Pour ce faire, il existe plusieurs solutions qui doivent être mises en œuvre simultanément. De prime abord, il est impératif que l’Europe mette en œuvre des moyens afin d’organiser, en coopération avec les Nations Unies, un système de lutte sur place contre les filières criminelles des « passeurs » qui embarquent les migrants sur les plages africaines. Ensuite, en même temps qu’il faudra nécessairement renvoyer les migrants entrés illégalement en Europe et qui ne sont pas considérés comme étant des « réfugiés », il s’agira de créer une voie légale qui transporte les réfugiés par bateaux sous le contrôle des autorités européennes. Au lieu d’un laisser faire inacceptable, l’Europe doit pro-activement prendre le contrôle de la situation et tenter au mieux d’encadrer cette migration massive. L’instauration d’un système légal et encadré pourra à moyen terme dissuader l’arrivée de bateaux fournis par des passeurs sachant que les migrants pourront réguler leur situation sur place et qu’ils seront très certainement renvoyés au cas où ils ne seraient pas reconnus comme étant des réfugiés et tenteraient de rejoindre le continent européen par des voies illégales. Finalement, il sera nécessaire d’harmoniser les règles européennes concernant les droits des réfugiés afin d’éviter un afflux de migrants massif dans certains pays européens et non dans d’autres, indispensable à une répartition plus égalitaire.

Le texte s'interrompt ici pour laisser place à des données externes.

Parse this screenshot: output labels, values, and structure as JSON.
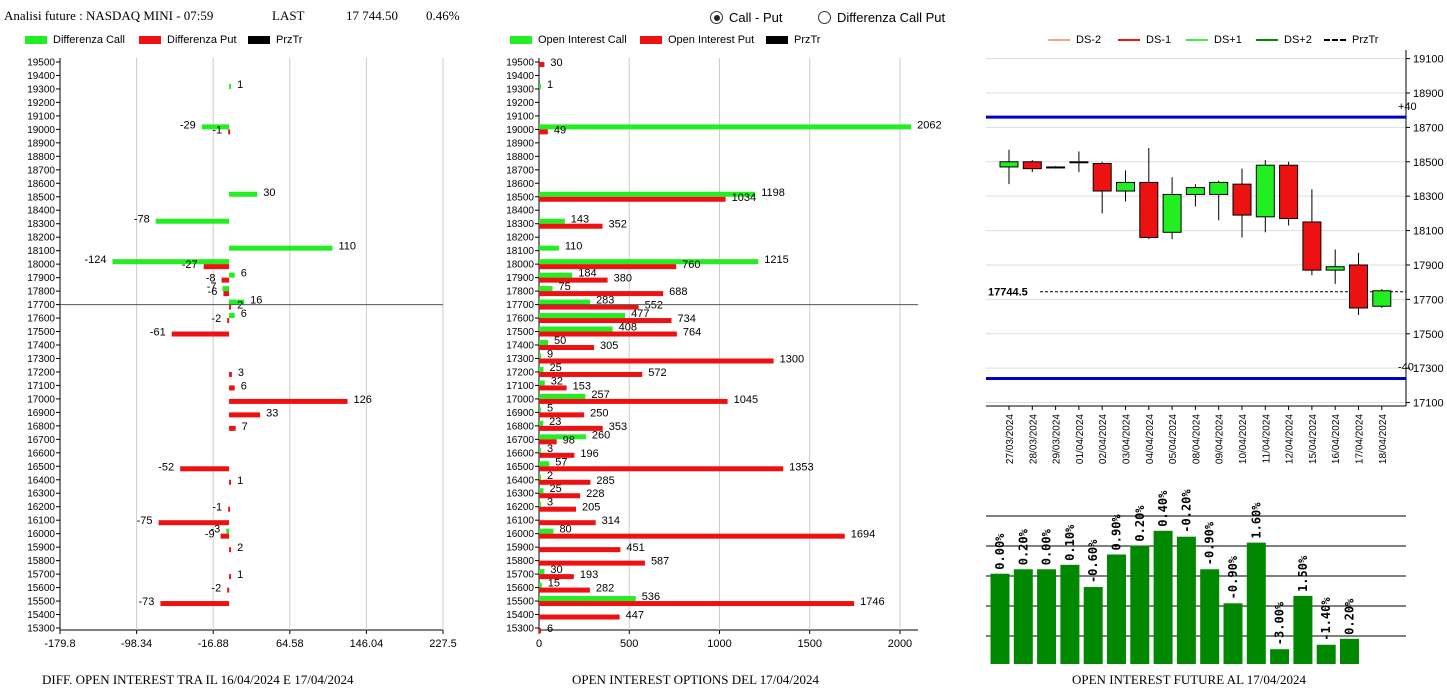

A plus long terme, l’Europe doit aussi, à travers une certaine légitimité regagnée en ayant pour le moins démontré sa volonté de reprendre la maitrise de la situation, peser sur les affaires internationales pour tenter de mettre fin par des moyens économiques, diplomatiques et militaires au chaos syrien, lybien ou irakien, source des principales migrations actuelles.

Une telle entreprise est certes extrêmement compliquée et connaitrait de nombreuses failles, d’incohérences et d’imperfections, mais pour le moins elle aurait le mérite de démontrer une certaine solidarité européenne à travers la mise en commun de moyens afin de prendre le contrôle de la situation et présenterait l’innovation d’une position commune européenne face à des enjeux internationaux, pouvant constituer un premier pas vers une réelle union politique et recrédibiliser l’Union européenne sur le plan international.